しかしそんな裏の話があるとは露ほども知らない忍城の重臣たちは降伏ではなく籠城と決した。それを強硬に押したのが於瀧と十九歳の甲斐姫だった。軍使として忍城内に入った三楽斎は於瀧[のち天養院]と対面し降伏を勧めた。
「於瀧、息災で何よりじゃ。このような役回りでなければ氏長殿と一献酌み交わしたい所じゃが、それが叶わのうて残念じゃな。儂は使いとして参った故、和戦の何れかを問わねばならぬ。開城するなら御城代はじめ城兵らにお咎めはない。所領もそのままと致し領民の住まい田畑もそのまま安堵致すとの殿下のお言葉である」
「父上、お久しゅうございます。さりながら父上のお勧めではございますが、たった今、重臣会議で籠城と決しました」
於瀧はにべもなくこう言うと、さらに続けた。
「二十年近く前のことになりますが、上杉謙信様と成田の義父(ちち)上が不仲となりました折、その和解の条件の一つとして氏長殿の先の奥方様を無理やり離縁させ、その後添えとしてわたくしが嫁して参りました。そのことは父上が一番ご存じのはずでございましょう。先の奥方様と御屋形様はお互いに慕い合うておられたのです。そこへ後妻に入ったわたくしの居心地の悪さは父上にはお分かりになりますまい。

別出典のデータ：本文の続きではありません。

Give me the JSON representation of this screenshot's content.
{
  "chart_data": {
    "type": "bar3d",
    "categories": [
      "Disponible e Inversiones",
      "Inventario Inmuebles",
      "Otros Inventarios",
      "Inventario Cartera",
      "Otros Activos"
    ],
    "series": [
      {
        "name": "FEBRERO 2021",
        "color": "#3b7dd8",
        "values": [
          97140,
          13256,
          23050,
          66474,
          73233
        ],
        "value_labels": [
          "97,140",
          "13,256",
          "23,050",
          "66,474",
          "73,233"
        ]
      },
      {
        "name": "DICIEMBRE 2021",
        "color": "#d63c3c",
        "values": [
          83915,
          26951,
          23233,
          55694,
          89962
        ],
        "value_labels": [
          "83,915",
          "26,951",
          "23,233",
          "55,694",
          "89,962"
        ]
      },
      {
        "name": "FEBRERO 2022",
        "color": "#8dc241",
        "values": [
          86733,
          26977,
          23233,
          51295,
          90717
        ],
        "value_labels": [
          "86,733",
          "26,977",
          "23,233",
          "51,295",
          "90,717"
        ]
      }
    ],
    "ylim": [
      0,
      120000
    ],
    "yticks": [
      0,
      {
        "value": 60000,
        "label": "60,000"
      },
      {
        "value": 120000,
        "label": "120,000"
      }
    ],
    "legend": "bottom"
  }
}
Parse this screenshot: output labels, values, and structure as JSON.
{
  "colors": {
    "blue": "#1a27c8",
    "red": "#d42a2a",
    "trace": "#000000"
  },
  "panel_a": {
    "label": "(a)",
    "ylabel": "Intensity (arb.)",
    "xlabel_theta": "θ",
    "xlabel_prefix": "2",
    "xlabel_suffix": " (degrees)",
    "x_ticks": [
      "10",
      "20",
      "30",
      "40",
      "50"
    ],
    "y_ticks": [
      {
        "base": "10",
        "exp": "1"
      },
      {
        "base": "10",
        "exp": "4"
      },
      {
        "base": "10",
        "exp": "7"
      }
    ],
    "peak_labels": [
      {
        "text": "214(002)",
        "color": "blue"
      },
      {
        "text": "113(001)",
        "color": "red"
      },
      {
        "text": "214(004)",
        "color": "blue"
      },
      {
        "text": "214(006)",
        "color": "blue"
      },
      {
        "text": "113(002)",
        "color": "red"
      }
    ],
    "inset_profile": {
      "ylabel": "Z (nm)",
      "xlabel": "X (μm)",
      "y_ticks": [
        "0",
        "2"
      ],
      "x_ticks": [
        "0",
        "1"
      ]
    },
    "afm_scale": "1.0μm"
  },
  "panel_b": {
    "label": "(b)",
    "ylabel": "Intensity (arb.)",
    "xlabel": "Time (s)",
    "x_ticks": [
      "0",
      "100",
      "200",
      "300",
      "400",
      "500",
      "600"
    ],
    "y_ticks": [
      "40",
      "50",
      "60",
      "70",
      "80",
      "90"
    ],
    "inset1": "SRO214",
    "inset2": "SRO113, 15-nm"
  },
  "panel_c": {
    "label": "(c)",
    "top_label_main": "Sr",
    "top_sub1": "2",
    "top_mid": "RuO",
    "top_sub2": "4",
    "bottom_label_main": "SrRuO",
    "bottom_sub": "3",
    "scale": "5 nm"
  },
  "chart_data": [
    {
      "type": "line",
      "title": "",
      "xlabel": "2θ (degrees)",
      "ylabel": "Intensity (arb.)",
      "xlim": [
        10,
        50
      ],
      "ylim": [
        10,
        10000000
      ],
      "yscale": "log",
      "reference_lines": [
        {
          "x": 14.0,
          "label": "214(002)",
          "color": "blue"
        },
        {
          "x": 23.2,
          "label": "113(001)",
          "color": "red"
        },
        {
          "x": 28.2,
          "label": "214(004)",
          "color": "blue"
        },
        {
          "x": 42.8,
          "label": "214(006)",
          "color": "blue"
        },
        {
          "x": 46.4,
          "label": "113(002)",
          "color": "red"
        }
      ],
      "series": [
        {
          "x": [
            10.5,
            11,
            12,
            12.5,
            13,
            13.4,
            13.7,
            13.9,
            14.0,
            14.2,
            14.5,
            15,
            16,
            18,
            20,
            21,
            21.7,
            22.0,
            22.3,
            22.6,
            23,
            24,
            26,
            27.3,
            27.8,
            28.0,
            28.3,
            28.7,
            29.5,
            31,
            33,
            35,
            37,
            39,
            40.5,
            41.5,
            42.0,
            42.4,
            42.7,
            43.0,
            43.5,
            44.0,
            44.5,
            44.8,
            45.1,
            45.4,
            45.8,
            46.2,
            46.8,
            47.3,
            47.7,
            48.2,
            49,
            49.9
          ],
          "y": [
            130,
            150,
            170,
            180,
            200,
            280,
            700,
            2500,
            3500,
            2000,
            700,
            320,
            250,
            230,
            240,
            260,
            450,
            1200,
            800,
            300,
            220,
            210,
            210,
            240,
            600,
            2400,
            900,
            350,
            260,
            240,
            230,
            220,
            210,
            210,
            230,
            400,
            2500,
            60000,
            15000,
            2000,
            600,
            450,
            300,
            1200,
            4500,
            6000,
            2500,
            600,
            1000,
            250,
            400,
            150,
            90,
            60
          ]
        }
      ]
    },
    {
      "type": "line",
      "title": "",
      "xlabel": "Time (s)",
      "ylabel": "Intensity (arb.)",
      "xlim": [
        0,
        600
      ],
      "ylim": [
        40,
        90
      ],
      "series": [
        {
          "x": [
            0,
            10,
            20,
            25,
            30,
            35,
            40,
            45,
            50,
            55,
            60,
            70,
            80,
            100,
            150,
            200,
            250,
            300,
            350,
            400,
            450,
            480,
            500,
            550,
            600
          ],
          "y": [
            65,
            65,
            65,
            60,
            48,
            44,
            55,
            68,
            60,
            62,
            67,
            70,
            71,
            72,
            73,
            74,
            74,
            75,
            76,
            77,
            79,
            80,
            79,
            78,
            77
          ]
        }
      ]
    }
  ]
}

女人は殿方の道具ではありませぬ。先の奥方様との間には甲斐という姫がおられますし、わたくしにも於巻という娘がおります。わたくしは御屋形様からお城と娘たちを守るよう仰せつかっております故、お城の方々と共にお城と娘たちを守ります。父上はお戻りになって関白殿下にその旨お伝えくださいまし」
語気の強さとは裏腹に於瀧の目端にはうっすらと涙が浮かんでいる。於瀧が今まで味わってきた労苦と年老いた父の懇願を非情にも拒絶したことへの悔しさと悲しみがいち時に去来したのであろう。於瀧の気持ちは三楽斎にもよく分かった。
「相分かった。それが御重臣方の御決断なら、その旨、関白殿下にお伝えしよう。しかし、儂もこの歳になってから怒られてばかりじゃ。はっはっは。於瀧よ、これが今生の別れとなるやも知れぬ。達者で暮らせ。さらばじゃ」
座を立ち去る三楽斎は背に於瀧の嗚咽を殺した肩の震えを感じていた。